A new report of the H-2B Worker Protection Taskforce has recommended new actions to be taken by four federal agencies—the Departments of Homeland Security (DHS), Labor (DOL), and State, as well as the U.S. Agency for International Development (USAID)— to strengthen protections for workers in the H-2B program, who are vulnerable to exploitation by their employers.

Each agency involved in the task force is committed to key actions aimed at improving the safety and security of all workers under the H-2B program and ensuring American workers are not disadvantaged when employers use the visa program. These actions include better protecting workers engaged in labor disputes, addressing exploitation during recruitment, sharing resources with workers to inform them of their rights, enhancing data sharing and participating in a new working group dedicated to H-2 workers’ rights.

The H-2B program permits employers to temporarily hire noncitizens to perform nonagricultural labor or services in the United States. Workers in the H-2B program work alongside U.S. workers in some of the country’s most critical occupations. Too often, H-2B workers face significant challenges and structural disincentives to report or leave abusive conditions, and they often lack power and resources to exercise their rights when exploitative employment situations arise. This vulnerability not only harms H-2B workers, but also undermines wages and working conditions for all workers.

To address these issues, the Biden Administration in October last year announced the creation of the White House-led H-2B Worker Protection Taskforce.

The Taskforce submitted its report after holding listening sessions and gathered recommendations from key stakeholders, including worker advocates, immigration groups, unions, experts, and researchers.

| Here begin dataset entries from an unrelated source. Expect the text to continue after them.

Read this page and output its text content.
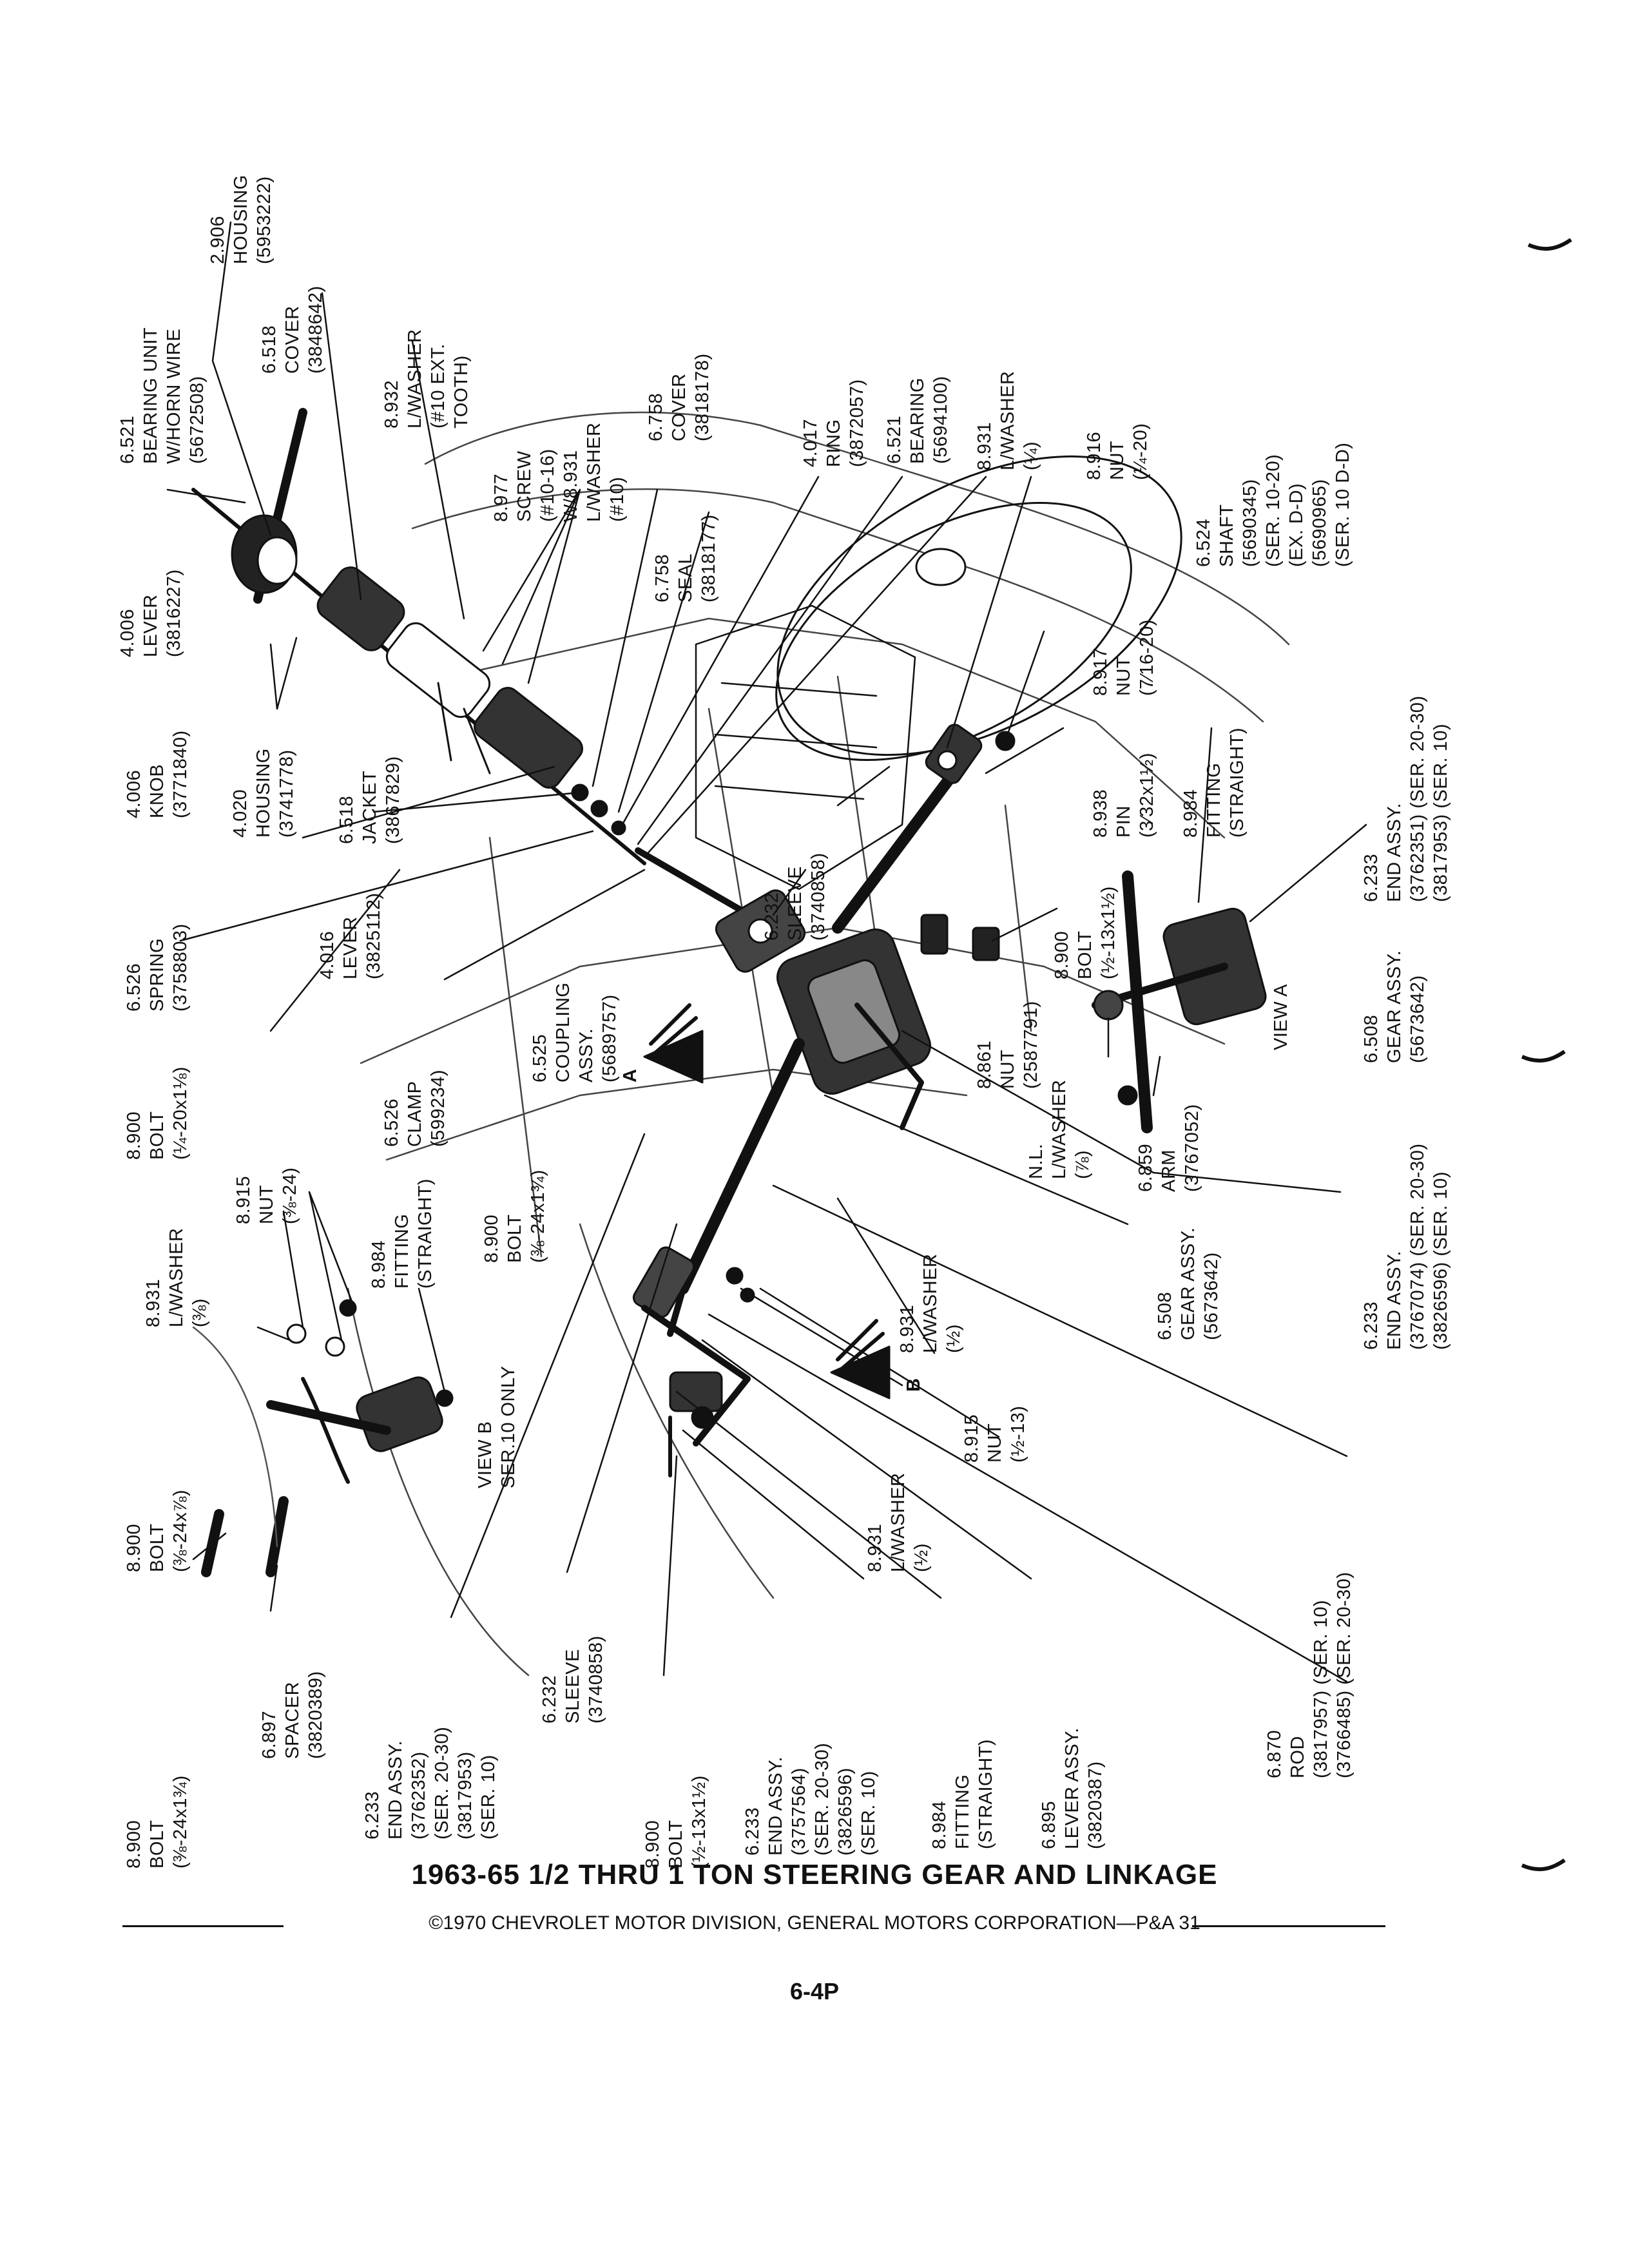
6.521
BEARING UNIT
W/HORN WIRE
(5672508)
2.906
HOUSING
(5953222)
6.518
COVER
(3848642)
8.932
L/WASHER
(#10 EXT.
TOOTH)
8.977
SCREW
(#10-16)
W/8.931
L/WASHER
(#10)
6.758
COVER
(3818178)
6.758
SEAL
(3818177)
4.017
RING
(3872057) 6.521
BEARING
(5694100) 8.931
L/WASHER
(¼) 8.916
NUT
(¼-20)
4.006
LEVER
(3816227)
4.006
KNOB
(3771840) 4.020
HOUSING
(3741778) 6.518
JACKET
(3867829)
4.016
LEVER
(3825112)
6.526
SPRING
(3758803)
8.900
BOLT
(¼-20x1⅛)	6.526
CLAMP
(599234)
6.525
COUPLING
ASSY.
(5689757)
6.232
SLEEVE
(3740858)
8.917
NUT
(7⁄16-20)
8.938
PIN
(3⁄32x1½) 8.984
FITTING
(STRAIGHT)
6.233
END ASSY.
(3762351) (SER. 20-30)
(3817953) (SER. 10)
6.524
SHAFT
(5690345)
(SER. 10-20)
(EX. D-D)
(5690965)
(SER. 10 D-D)
8.900
BOLT
(½-13x1½)
8.861
NUT
(2587791)
N.L.
L/WASHER
(⅞) 6.859
ARM
(3767052)
6.508
GEAR ASSY.
(5673642)
VIEW A
8.931
L/WASHER
(⅜)
8.915
NUT
(⅜-24)
8.984
FITTING
(STRAIGHT) 8.900
BOLT
(⅜-24x1¾)
6.508
GEAR ASSY.
(5673642)	6.233
END ASSY.
(3767074) (SER. 20-30)
(3826596) (SER. 10)
8.931
L/WASHER
(½)
8.915
NUT
(½-13)
VIEW B
SER.10 ONLY
8.900
BOLT
(⅜-24x⅞)
8.900
BOLT
(⅜-24x1¾)
6.897
SPACER
(3820389)
6.233
END ASSY.
(3762352)
(SER. 20-30)
(3817953)
(SER. 10)
6.232
SLEEVE
(3740858)
8.900
BOLT
(½-13x1½)
8.931
L/WASHER
(½)
6.233
END ASSY.
(3757564)
(SER. 20-30)
(3826596)
(SER. 10)
8.984
FITTING
(STRAIGHT) 6.895
LEVER ASSY.
(3820387)
6.870
ROD
(3817957) (SER. 10)
(3766485) (SER. 20-30)
A
B
1963-65 1/2 THRU 1 TON STEERING GEAR AND LINKAGE
©1970 CHEVROLET MOTOR DIVISION, GENERAL MOTORS CORPORATION—P&A 31
6-4P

The report announces more than a dozen action items to be taken across the federal government to advance protections for H-2B and, in select cases, H-2A workers.

They include protecting H-2B and H-2A workers engaged in labor disputes with their employers, Leveraging existing data to increase transparency and reduce the vulnerability of H-2B and H-2A workers, Reducing workers’ vulnerability to exploitation from labor recruiters and employers, Empowering workers by improving their access to information, and Establishing a standing Interagency H-2 Worker Protection Working Group.